DHHRM - Survival in Shanghai: Manny Gabler
From 1937 to 1941 the open port of Shanghai allowed more than 18,000 undocumented Jews seeking refuge from Nazi Germany to temporarily settle in the Hongkow area of the city. There, a one square mile unwalled ghetto was set up to house the refugees. Manfred “Manny” Sigmund Gabler was only one year old when his parents arrived in the city on the eve of the outbreak of World War II. Manny joins us to recount growing up in Shanghai, his experience of the war as a young child, and his family’s journey to the United States.

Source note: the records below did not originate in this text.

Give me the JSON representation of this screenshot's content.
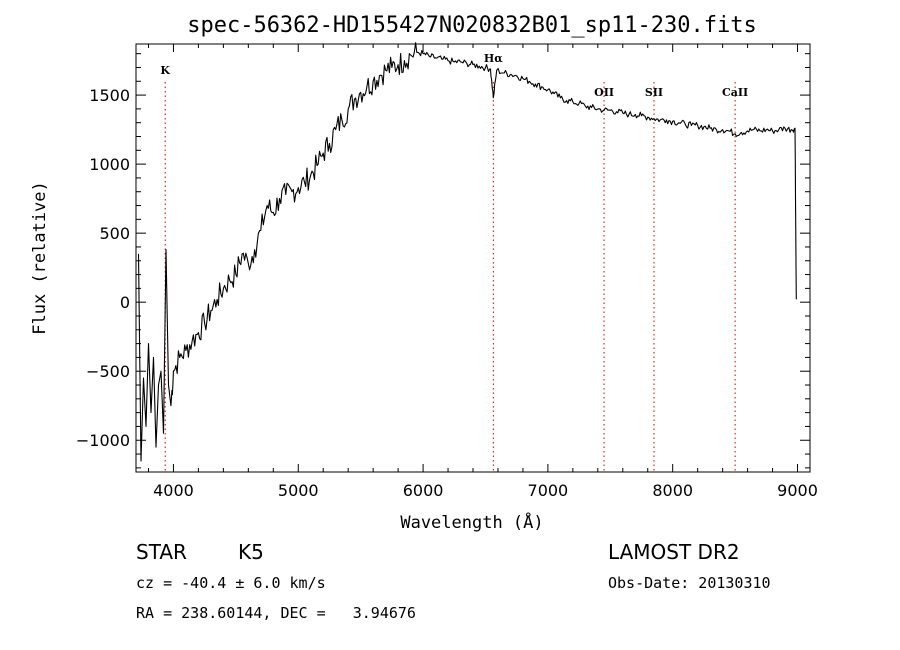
{
  "chart_data": {
    "type": "line",
    "title": "spec-56362-HD155427N020832B01_sp11-230.fits",
    "xlabel": "Wavelength (Å)",
    "ylabel": "Flux (relative)",
    "xlim": [
      3700,
      9100
    ],
    "ylim": [
      -1230,
      1870
    ],
    "x_ticks": [
      4000,
      5000,
      6000,
      7000,
      8000,
      9000
    ],
    "y_ticks": [
      -1000,
      -500,
      0,
      500,
      1000,
      1500
    ],
    "grid": false,
    "legend": "none",
    "series": [
      {
        "points": [
          [
            3720,
            350
          ],
          [
            3740,
            -1150
          ],
          [
            3760,
            -550
          ],
          [
            3780,
            -900
          ],
          [
            3800,
            -300
          ],
          [
            3820,
            -800
          ],
          [
            3840,
            -400
          ],
          [
            3860,
            -1050
          ],
          [
            3880,
            -600
          ],
          [
            3900,
            -500
          ],
          [
            3920,
            -950
          ],
          [
            3940,
            380
          ],
          [
            3960,
            -600
          ],
          [
            3980,
            -750
          ],
          [
            4000,
            -500
          ],
          [
            4050,
            -400
          ],
          [
            4100,
            -350
          ],
          [
            4150,
            -280
          ],
          [
            4200,
            -220
          ],
          [
            4250,
            -150
          ],
          [
            4300,
            -60
          ],
          [
            4350,
            20
          ],
          [
            4400,
            100
          ],
          [
            4450,
            160
          ],
          [
            4500,
            200
          ],
          [
            4550,
            350
          ],
          [
            4600,
            280
          ],
          [
            4650,
            380
          ],
          [
            4700,
            520
          ],
          [
            4750,
            700
          ],
          [
            4800,
            650
          ],
          [
            4850,
            750
          ],
          [
            4900,
            780
          ],
          [
            4950,
            800
          ],
          [
            5000,
            830
          ],
          [
            5050,
            870
          ],
          [
            5100,
            920
          ],
          [
            5150,
            990
          ],
          [
            5200,
            1080
          ],
          [
            5250,
            1150
          ],
          [
            5300,
            1250
          ],
          [
            5350,
            1320
          ],
          [
            5400,
            1400
          ],
          [
            5450,
            1470
          ],
          [
            5500,
            1520
          ],
          [
            5550,
            1560
          ],
          [
            5600,
            1600
          ],
          [
            5650,
            1640
          ],
          [
            5700,
            1680
          ],
          [
            5750,
            1700
          ],
          [
            5800,
            1720
          ],
          [
            5850,
            1750
          ],
          [
            5900,
            1790
          ],
          [
            5950,
            1810
          ],
          [
            6000,
            1800
          ],
          [
            6050,
            1780
          ],
          [
            6100,
            1770
          ],
          [
            6150,
            1760
          ],
          [
            6200,
            1750
          ],
          [
            6250,
            1740
          ],
          [
            6300,
            1740
          ],
          [
            6350,
            1730
          ],
          [
            6400,
            1720
          ],
          [
            6450,
            1710
          ],
          [
            6500,
            1700
          ],
          [
            6540,
            1690
          ],
          [
            6563,
            1480
          ],
          [
            6590,
            1680
          ],
          [
            6650,
            1660
          ],
          [
            6700,
            1650
          ],
          [
            6750,
            1640
          ],
          [
            6800,
            1620
          ],
          [
            6850,
            1600
          ],
          [
            6900,
            1580
          ],
          [
            6950,
            1560
          ],
          [
            7000,
            1540
          ],
          [
            7050,
            1510
          ],
          [
            7100,
            1480
          ],
          [
            7150,
            1460
          ],
          [
            7200,
            1450
          ],
          [
            7250,
            1440
          ],
          [
            7300,
            1420
          ],
          [
            7350,
            1410
          ],
          [
            7400,
            1400
          ],
          [
            7450,
            1390
          ],
          [
            7500,
            1390
          ],
          [
            7550,
            1380
          ],
          [
            7600,
            1370
          ],
          [
            7650,
            1360
          ],
          [
            7700,
            1360
          ],
          [
            7750,
            1350
          ],
          [
            7800,
            1340
          ],
          [
            7850,
            1330
          ],
          [
            7900,
            1320
          ],
          [
            7950,
            1320
          ],
          [
            8000,
            1310
          ],
          [
            8050,
            1300
          ],
          [
            8100,
            1290
          ],
          [
            8150,
            1280
          ],
          [
            8200,
            1280
          ],
          [
            8250,
            1270
          ],
          [
            8300,
            1260
          ],
          [
            8350,
            1250
          ],
          [
            8400,
            1250
          ],
          [
            8450,
            1240
          ],
          [
            8500,
            1220
          ],
          [
            8550,
            1230
          ],
          [
            8600,
            1240
          ],
          [
            8650,
            1250
          ],
          [
            8700,
            1240
          ],
          [
            8750,
            1250
          ],
          [
            8800,
            1240
          ],
          [
            8850,
            1250
          ],
          [
            8900,
            1260
          ],
          [
            8950,
            1250
          ],
          [
            8980,
            1260
          ],
          [
            8990,
            20
          ]
        ]
      }
    ],
    "annotations": [
      {
        "label": "K",
        "x": 3934
      },
      {
        "label": "Hα",
        "x": 6563
      },
      {
        "label": "OII",
        "x": 7450
      },
      {
        "label": "SII",
        "x": 7850
      },
      {
        "label": "CaII",
        "x": 8500
      }
    ],
    "colors": {
      "spectrum": "#000000",
      "marker": "#cc0000",
      "axes": "#000000"
    }
  },
  "info": {
    "object_class": "STAR",
    "spectral_type": "K5",
    "survey": "LAMOST DR2",
    "redshift": "cz = -40.4 ± 6.0 km/s",
    "obs_date": "Obs-Date: 20130310",
    "coords": "RA = 238.60144, DEC =   3.94676"
  }
}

About Hidden History: Recounting the Shanghai Jewish Story
Explore the little-known history of the diverse, resettled Jewish community in Shanghai, including Iraqi Jews who arrived in the mid-1800s, Russian Jews who fled pogroms at the turn of the century, and German and Austrian Jews who desperately escaped the Nazis. With most countries limiting or denying entry to Jews during the 1930s, the free port of Shanghai became an unexpected safe haven for Jews attempting to flee the antisemitic policies and identity-based violence in Nazi-controlled Europe. Hidden History explores this multifaceted history of desperation, loss, and asylum through artifacts, survivor stories, and the photographic lens of prominent American photojournalist Arthur Rothstein, who documented the Shanghai Jewish community in 1946 for the United Nations.